One of the hardest things I've had to handle since getting married was staying friends with the people I cared about.
I wanted it all. To go out with my girlfriends like I was single again. To leave home and go out on exciting work assignments for days. To come home late after a girls' night out.
And yet I wanted to spend every minute of every hour with my hubby. I felt like time was running out on us the minute we got married. I was afraid that I would never have this abundance of time with him.
It's like that quote I read in The Time Traveller's Wife. Our matrimonial union was the point toward which every action, every feeling, every moment was lived for, and from which the entire universe, sense of place and time just spinned past with no patience for us.
Of course, it was written more eloquently by the original author.
How does one choose between marriage and friendship?
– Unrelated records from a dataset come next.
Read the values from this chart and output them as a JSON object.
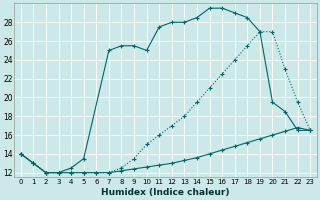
{
  "xlabel": "Humidex (Indice chaleur)",
  "bg_color": "#cce8e8",
  "grid_color": "#ffffff",
  "line_color": "#006666",
  "xlim": [
    -0.5,
    23.5
  ],
  "ylim": [
    11.5,
    30.0
  ],
  "xticks": [
    0,
    1,
    2,
    3,
    4,
    5,
    6,
    7,
    8,
    9,
    10,
    11,
    12,
    13,
    14,
    15,
    16,
    17,
    18,
    19,
    20,
    21,
    22,
    23
  ],
  "yticks": [
    12,
    14,
    16,
    18,
    20,
    22,
    24,
    26,
    28
  ],
  "curve1_x": [
    0,
    1,
    2,
    3,
    4,
    5,
    7,
    8,
    9,
    10,
    11,
    12,
    13,
    14,
    15,
    16,
    17,
    18,
    19,
    20,
    21,
    22,
    23
  ],
  "curve1_y": [
    14,
    13,
    12,
    12,
    12.5,
    13.5,
    25,
    25.5,
    25.5,
    25,
    27.5,
    28,
    28,
    28.5,
    29.5,
    29.5,
    29,
    28.5,
    27,
    19.5,
    18.5,
    16.5,
    16.5
  ],
  "curve2_x": [
    0,
    1,
    2,
    3,
    4,
    5,
    6,
    7,
    8,
    9,
    10,
    11,
    12,
    13,
    14,
    15,
    16,
    17,
    18,
    19,
    20,
    21,
    22,
    23
  ],
  "curve2_y": [
    14,
    13,
    12,
    12,
    12,
    12,
    12,
    12,
    12.5,
    13.5,
    15,
    16,
    17,
    18,
    19.5,
    21,
    22.5,
    24,
    25.5,
    27,
    27,
    23,
    19.5,
    16.5
  ],
  "curve3_x": [
    0,
    1,
    2,
    3,
    4,
    5,
    6,
    7,
    8,
    9,
    10,
    11,
    12,
    13,
    14,
    15,
    16,
    17,
    18,
    19,
    20,
    21,
    22,
    23
  ],
  "curve3_y": [
    14,
    13,
    12,
    12,
    12,
    12,
    12,
    12,
    12.2,
    12.4,
    12.6,
    12.8,
    13.0,
    13.3,
    13.6,
    14.0,
    14.4,
    14.8,
    15.2,
    15.6,
    16.0,
    16.4,
    16.8,
    16.5
  ]
}
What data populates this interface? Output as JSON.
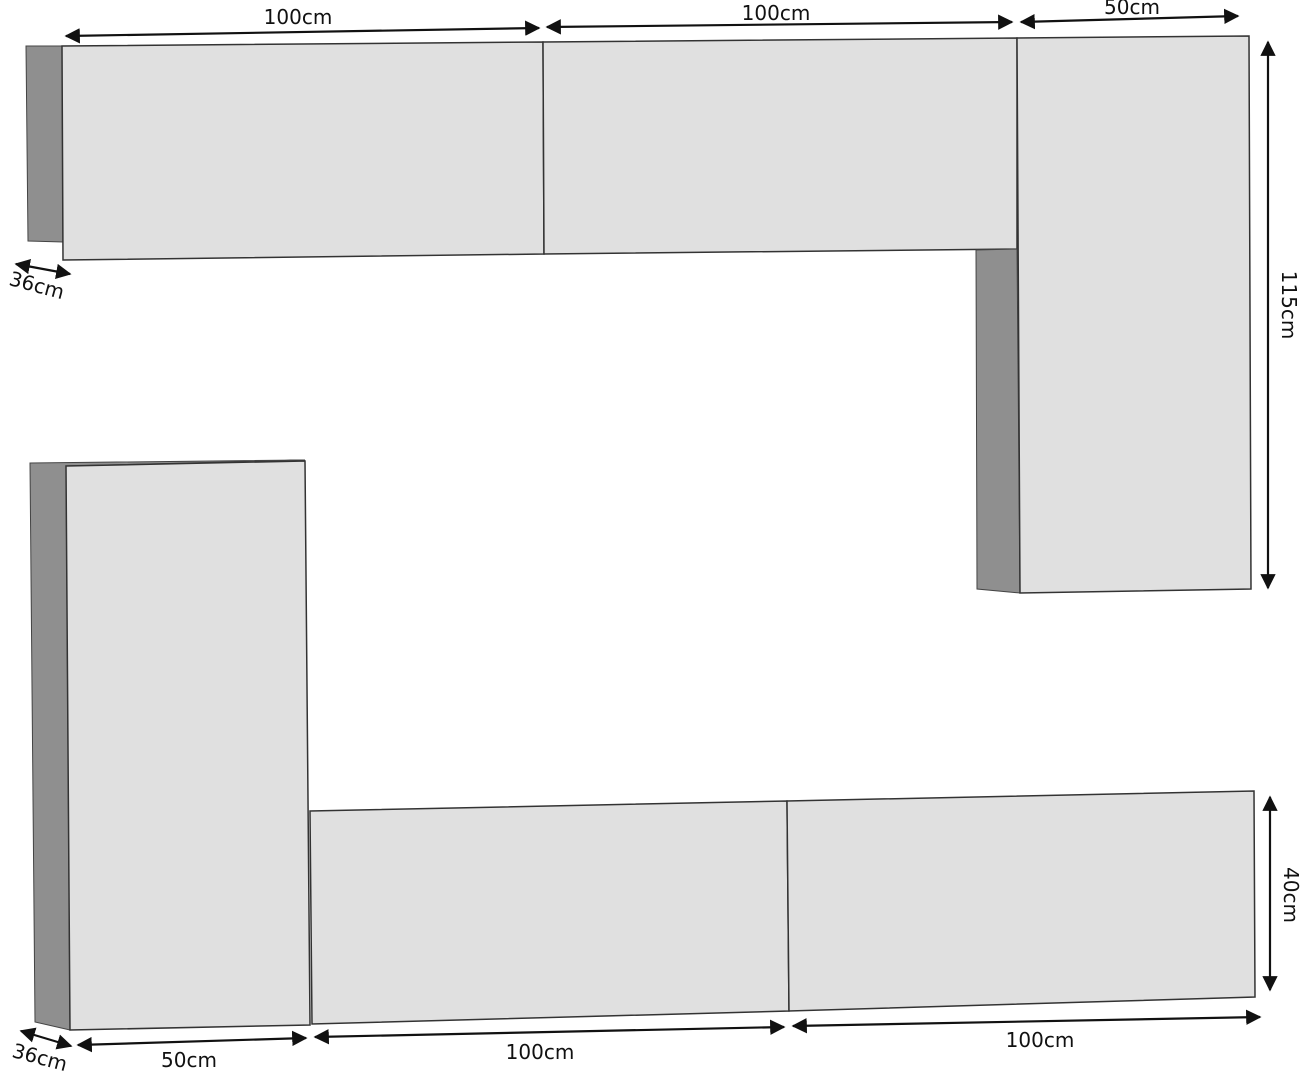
{
  "colors": {
    "front": "#e0e0e0",
    "side": "#8f8f8f",
    "line": "#111111",
    "background": "#ffffff"
  },
  "dimensions": {
    "top_left_width": "100cm",
    "top_middle_width": "100cm",
    "top_right_width": "50cm",
    "tall_right_height": "115cm",
    "top_depth": "36cm",
    "bottom_depth": "36cm",
    "bottom_left_width": "50cm",
    "bottom_middle_width": "100cm",
    "bottom_right_width": "100cm",
    "bottom_height": "40cm"
  }
}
Well, maybe it's not about having to choose. Maybe it's about making time for all those things. And I haven't done that either.
In the past months, I seem to have lost some of the best people in my life. The loss of one person in particular has been very difficult for me to face.
Now, when I look at Sylph from afar, I am filled with this sense of loss...and yet it is only emptiness I feel. I long for the silly giggling sessions we shared. The tender caring moments of friendship. I often catch myself wondering, as I'm staring at her quietly, where did all that go? How did it get lost like that? How did it become a ghost of a memory?
There was a time when I thought this was my kindred spirit. My opposite twin. My buddy for life.
And yet, even as I struggle to hang on to the last shreds of our thinning friendship, I am resigned to the fact that what I've known all along is true. That there is no forever in friendship. Not in my book, at least.
There is change in friendship, though. And that's what's happening here, I guess.
Still, she will always have a permanently special place in my heart. I only wish that our new type of friendship will be something comfortable and one that both can cherish for what it's worth.
I miss you, little Sylph. Very much.